Given how easily I got into Our Endless Numbered Days and The Shepherd’s Dog, Iron & Wine’s latest album, Kiss Each Other Clean should have been a slam dunk. ‘Walking Far from Home’ suggests a path similar to Sufjan Stevens’ recent album, which wasn’t what I expected, but I could live with it. It immediately distinguishes itself from Sam Beam’s earlier work, flexing that newly acquired major label muscle with shiny production values and layered instrumentation. However, whatever goodwill the opening track manages to earn is spent halfway through ‘Me and Lazarus’. I don’t hate the instrument itself, but that damned saxophone manages to ruin the song and does its best to take the album down with it. It reappeared on ‘Big Burned Hand’, just as distracting as before. Experimentation is all well and good, but treading into the field of smooth jazz is more than a little questionable.
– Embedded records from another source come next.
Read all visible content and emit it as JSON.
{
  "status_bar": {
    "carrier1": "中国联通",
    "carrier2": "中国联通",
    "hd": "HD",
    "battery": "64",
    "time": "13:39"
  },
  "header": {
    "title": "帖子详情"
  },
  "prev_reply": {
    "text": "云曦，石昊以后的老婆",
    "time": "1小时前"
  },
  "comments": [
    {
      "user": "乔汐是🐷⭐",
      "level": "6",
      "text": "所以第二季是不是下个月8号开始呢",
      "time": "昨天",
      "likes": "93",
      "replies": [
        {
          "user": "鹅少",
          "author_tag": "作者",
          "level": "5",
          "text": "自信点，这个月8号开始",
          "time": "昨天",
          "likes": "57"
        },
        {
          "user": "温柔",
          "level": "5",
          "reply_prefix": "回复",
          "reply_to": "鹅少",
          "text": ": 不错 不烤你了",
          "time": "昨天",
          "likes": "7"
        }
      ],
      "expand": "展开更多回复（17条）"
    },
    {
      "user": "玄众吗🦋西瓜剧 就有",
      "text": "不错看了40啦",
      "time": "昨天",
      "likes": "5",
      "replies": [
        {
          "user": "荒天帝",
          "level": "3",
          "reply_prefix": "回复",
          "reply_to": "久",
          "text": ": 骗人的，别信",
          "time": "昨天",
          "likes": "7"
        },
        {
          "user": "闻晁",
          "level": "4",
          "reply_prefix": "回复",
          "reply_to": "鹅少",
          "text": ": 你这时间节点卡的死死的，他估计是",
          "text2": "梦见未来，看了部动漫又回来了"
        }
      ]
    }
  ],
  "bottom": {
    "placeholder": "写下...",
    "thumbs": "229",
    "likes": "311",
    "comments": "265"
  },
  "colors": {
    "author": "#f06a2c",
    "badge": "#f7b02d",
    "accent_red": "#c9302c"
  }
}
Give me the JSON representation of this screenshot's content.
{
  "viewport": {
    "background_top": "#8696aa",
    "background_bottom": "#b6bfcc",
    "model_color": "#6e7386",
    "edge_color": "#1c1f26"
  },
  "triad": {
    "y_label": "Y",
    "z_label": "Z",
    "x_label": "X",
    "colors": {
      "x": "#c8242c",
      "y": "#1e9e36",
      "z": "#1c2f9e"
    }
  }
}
Aside from the unfortunate use of saxophone, Kiss Each Other Clean still manages to have a few listenable tracks. ‘Tree by the River’ stands out from the pack, along with ‘Godless Brother in Love’, one of the few songs to embrace the acoustic guitar Beam is known for. For some reason the guitar is generally shunned in favour of the disembodied backing vocals featured on many tracks. The end result is a few good songs surrounded by filler and some downright clunkers. Album closer ‘Your Fake Name Is Good Enough for Me’ is potentially great, particularly the latter half, but the reappearance of the sax re-opens fresh wounds.
The shift in focus from the acoustic guitar on Our Endless Numbered Days to the rich instrumentation of The Shepherd’s Dog felt organic, but Kiss Each Other Clean’s AM radio vibe feels rather manufactured. I may treat the album more kindly on future listens, but for now I still have the ghost of Kenny G haunting my eardrums.